Śledczy sprawdzą, czy naraziła córkę na utratę życia lub zdrowia.

 


Tyscy policjanci zatrzymali 21-letnią matkę, podejrzaną o sprawowanie opieki nad swoją 4 miesięczną córką będąc pod wpływem środków zastępczych najprawdopodobniej dopalaczy. Policjanci ustalą czy naraziła ją na utratę życia i zdrowia. Za taki czyn grozi nawet 5 – letni pobyt w więzieniu.

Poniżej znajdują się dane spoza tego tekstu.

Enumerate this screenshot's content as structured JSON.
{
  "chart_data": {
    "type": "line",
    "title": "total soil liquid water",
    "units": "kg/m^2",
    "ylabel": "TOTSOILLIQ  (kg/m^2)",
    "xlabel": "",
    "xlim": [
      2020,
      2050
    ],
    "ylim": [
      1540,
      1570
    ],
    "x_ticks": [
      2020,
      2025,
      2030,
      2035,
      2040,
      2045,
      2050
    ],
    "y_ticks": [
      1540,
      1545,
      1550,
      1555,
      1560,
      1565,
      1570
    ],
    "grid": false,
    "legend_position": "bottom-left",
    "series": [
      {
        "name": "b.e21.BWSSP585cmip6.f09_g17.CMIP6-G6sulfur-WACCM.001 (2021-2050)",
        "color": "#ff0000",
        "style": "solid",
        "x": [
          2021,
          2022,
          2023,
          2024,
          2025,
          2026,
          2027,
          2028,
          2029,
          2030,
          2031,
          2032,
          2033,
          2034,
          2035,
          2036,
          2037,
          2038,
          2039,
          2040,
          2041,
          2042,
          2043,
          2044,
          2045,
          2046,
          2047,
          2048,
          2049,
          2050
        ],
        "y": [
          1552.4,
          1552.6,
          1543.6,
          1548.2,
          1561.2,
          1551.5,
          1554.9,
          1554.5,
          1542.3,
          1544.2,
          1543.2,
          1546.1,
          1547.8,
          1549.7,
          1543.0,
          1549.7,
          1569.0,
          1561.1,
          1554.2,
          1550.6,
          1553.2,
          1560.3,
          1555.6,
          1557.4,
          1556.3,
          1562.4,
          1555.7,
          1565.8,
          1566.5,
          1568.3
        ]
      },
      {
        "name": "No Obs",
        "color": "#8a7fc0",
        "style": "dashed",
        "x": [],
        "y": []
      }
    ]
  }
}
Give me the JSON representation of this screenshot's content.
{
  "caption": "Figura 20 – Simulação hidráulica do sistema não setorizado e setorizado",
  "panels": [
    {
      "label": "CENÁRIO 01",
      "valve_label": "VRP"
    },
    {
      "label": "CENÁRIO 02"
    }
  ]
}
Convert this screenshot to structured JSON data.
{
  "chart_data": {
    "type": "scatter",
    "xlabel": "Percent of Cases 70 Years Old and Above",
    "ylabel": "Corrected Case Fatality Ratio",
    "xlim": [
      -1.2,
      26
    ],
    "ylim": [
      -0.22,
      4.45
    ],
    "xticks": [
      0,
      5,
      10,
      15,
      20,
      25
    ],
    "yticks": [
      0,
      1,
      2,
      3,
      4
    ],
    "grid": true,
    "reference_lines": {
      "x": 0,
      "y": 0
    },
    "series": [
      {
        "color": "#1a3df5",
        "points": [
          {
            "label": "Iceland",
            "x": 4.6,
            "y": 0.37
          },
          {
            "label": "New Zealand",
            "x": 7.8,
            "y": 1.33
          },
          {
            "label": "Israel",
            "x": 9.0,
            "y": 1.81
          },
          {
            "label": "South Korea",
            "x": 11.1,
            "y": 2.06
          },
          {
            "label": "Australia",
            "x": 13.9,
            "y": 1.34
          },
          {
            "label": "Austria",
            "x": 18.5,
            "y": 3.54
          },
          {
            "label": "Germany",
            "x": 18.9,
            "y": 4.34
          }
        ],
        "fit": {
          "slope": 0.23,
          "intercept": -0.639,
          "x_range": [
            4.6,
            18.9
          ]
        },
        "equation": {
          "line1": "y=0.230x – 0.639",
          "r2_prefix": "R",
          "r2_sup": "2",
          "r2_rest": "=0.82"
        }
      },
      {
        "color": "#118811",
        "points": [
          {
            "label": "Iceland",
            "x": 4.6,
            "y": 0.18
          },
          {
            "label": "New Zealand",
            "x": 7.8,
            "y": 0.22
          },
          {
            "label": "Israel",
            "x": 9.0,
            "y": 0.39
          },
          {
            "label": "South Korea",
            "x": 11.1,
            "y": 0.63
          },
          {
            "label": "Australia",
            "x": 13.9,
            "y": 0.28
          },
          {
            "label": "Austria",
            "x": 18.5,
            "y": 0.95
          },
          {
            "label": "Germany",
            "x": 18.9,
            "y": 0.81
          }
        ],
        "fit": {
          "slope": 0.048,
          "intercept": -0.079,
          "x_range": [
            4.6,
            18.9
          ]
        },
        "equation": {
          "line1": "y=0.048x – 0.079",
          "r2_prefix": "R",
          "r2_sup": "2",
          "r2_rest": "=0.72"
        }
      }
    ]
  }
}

Dyżurny tyskiej komendy otrzymał zgłoszenie, że matka podała niemowlakowi dopalacze. Okazało się, że 21-letnia kobieta przestraszyła się, że na smoczku z butelki wody, którą skosztowała i podawała córce, pozostały dopalacze, które wcześniej ona sama zażyła. 4-miesięczna dziewczynka trafiła do szpitala, gdzie wstępne badania wykluczyły zatrucie dopalaczami. Policjanci zawiadomili Miejski Ośrodek Pomocy Społecznej w Tychach oraz Sąd Rodzinny, który zadecyduje o dalszym losie dziewczynki. 21-letnia matka pojechała do szpitala na badania, gdzie została pobrana jej krew, a następnie trafiła do policyjnego aresztu. Kobieta po przesłuchaniu najprawdopodobniej usłyszy zarzut sprowadzenia narażenia na utratę życia lub zdrowia w związku z opieką nad 4 miesięczną córką będąc w stanie po zażyciu środków zastępczych tzw. dopalaczy. Za taki czyn grozi nawet 5 – letni pobyt w więzieniu.